TorCrawl.py
TorCrawl.py copied to clipboard
File name mismatch when using the Extract option
Describe the bug
When using the extract option (i.e., -e), there is a file name mismatch. In fact, the software expects to read from a file called links.txt, but it writes a file with the format <date>_links.txt.
To Reproduce
In order to reproduce the problem, it's just as easy as running one of the examples on the homepage, that is (after minor modifications):
python3 torcrawl.py -v -u http://www.github.com/ -c -d 2 -p 0 -e -w
and the output will be
## Your IP: A.B.C.D.
## URL: http://www.github.com/
## Folder created: www.github.com
## Crawler started from http://www.github.com/ with 2 depth crawl, and 0 second(s) delay.

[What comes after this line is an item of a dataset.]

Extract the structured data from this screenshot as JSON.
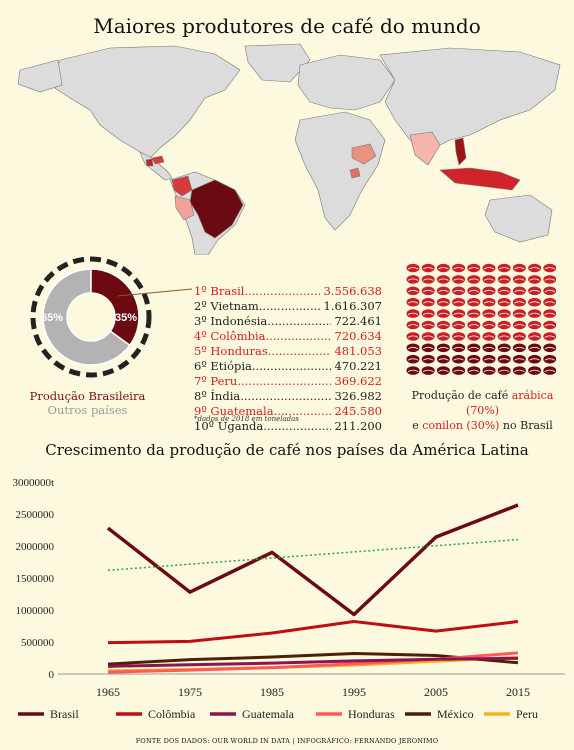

## Step 1 completed with: 40 result(s)
## Step 2 completed with: 857 result(s)
## File created on /Users/user/TorCrawl.py/www.github.com/links.txt
Error: [Errno 2] No such file or directory: 'www.github.com/links.txt'
## Can't open: www.github.com/links.txt
Traceback (most recent call last):
File "/Users/user/TorCrawl.py/torcrawl.py", line 210, in <module>
main()
File "/Users/user/TorCrawl.py/torcrawl.py", line 199, in main
extractor(
File "/Users/user/TorCrawl.py/modules/extractor.py", line 206, in extractor
cinex(input_file, out_path, selection_yara)
File "/Users/user/TorCrawl.py/modules/extractor.py", line 72, in cinex
for line in file:
TypeError: 'type' object is not iterable
in fact, by browsing the newly-created www.github.com folder, we have a file called 20240626_links.txt rather than simply links.txt.
Expected behavior
That TypeError should not appear.
Desktop (please complete the following information):
- OS: macOS 14.5
- Python Version: 3.12.4
Fix
The fix is quite straightforward. In torcrawl.py, the line
if args.extract:
input_file = out_path + "/links.txt"
extractor(
website, args.crawl, output_file, input_file, out_path, selection_yara
)
should be replaced with
if args.extract:
input_file = out_path + "/" + now + "_links.txt"
extractor(
website, args.crawl, output_file, input_file, out_path, selection_yara
)